Volunteers manning the bars will wear a special 21st anniversary shirt that will be on sale: it’s worth buying, as the Olde Fighting Cocks pub will sell you a pint of Farr Brew beer for just £3 if you wear the shirt.
There will be beers from all parts of the country and John Bishop will be keen to see if the St Albans festival keeps up its record of selling more Oakham Citra pale ale than either the Peterborough festival – where Oakham is based – or the mighty Great British Beer Festival in London.
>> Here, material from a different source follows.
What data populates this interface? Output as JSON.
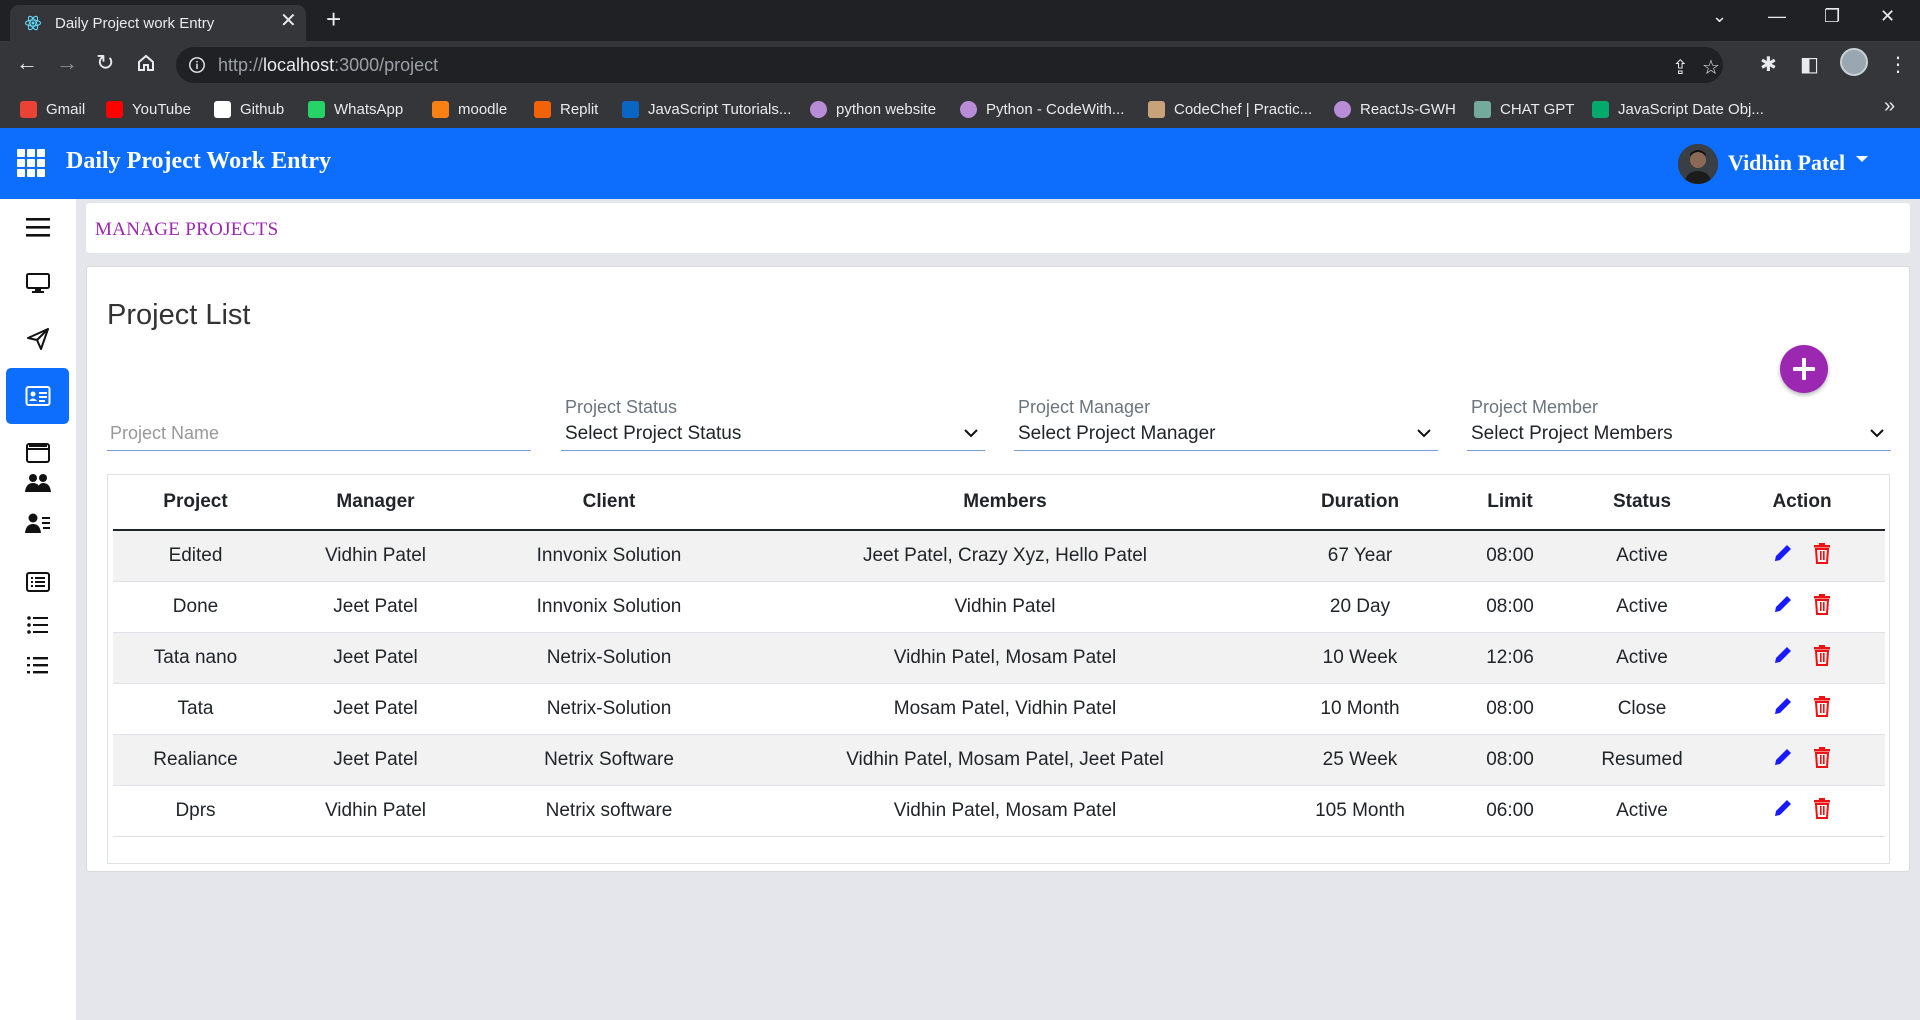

John and his colleagues cast their net further afield than the UK. As always, there will be a large foreign delegation of beers, with many famous ales from Belgium, including those brewed by Trappist monks, while And Union from Bavaria will be on show with their Germanic interpretation of India Pale Ale: they say, in English, that it’s not a beer for “woosies” – Achtung: you have been warned.
Creature comforts are not ignored. Food this year comes from the Crusty Pie Company, curries from India Gate, German bratwurst or sausage, which may be suitable for woosies but not vegetarians, and Piper’s Crisps.
And the joint will be rocking every evening with the likes of the Zipheads and Geno Washington and the Ram Jam Band plus the more restrained offerings of the Bagatelle String Quartet at Saturday lunchtime.
The festival runs from today to Saturday 1 October and will be open 11am-11pm every day. For full details of prices, beers and entertainment go to www.stalbansbeerfestival.org.uk. Entry is free for CAMRA members.
So come and raise a glass and salute the pioneers who have turned the festival in to one of the best in the country and at the same time encouraged the city’s pubs to break free from the shackles of giant breweries and offer superb choice to local drinkers.
*Roger Protz will be at the festival on Saturday evening, 1 October, to sign copies of the 2017 Good Beer Guide.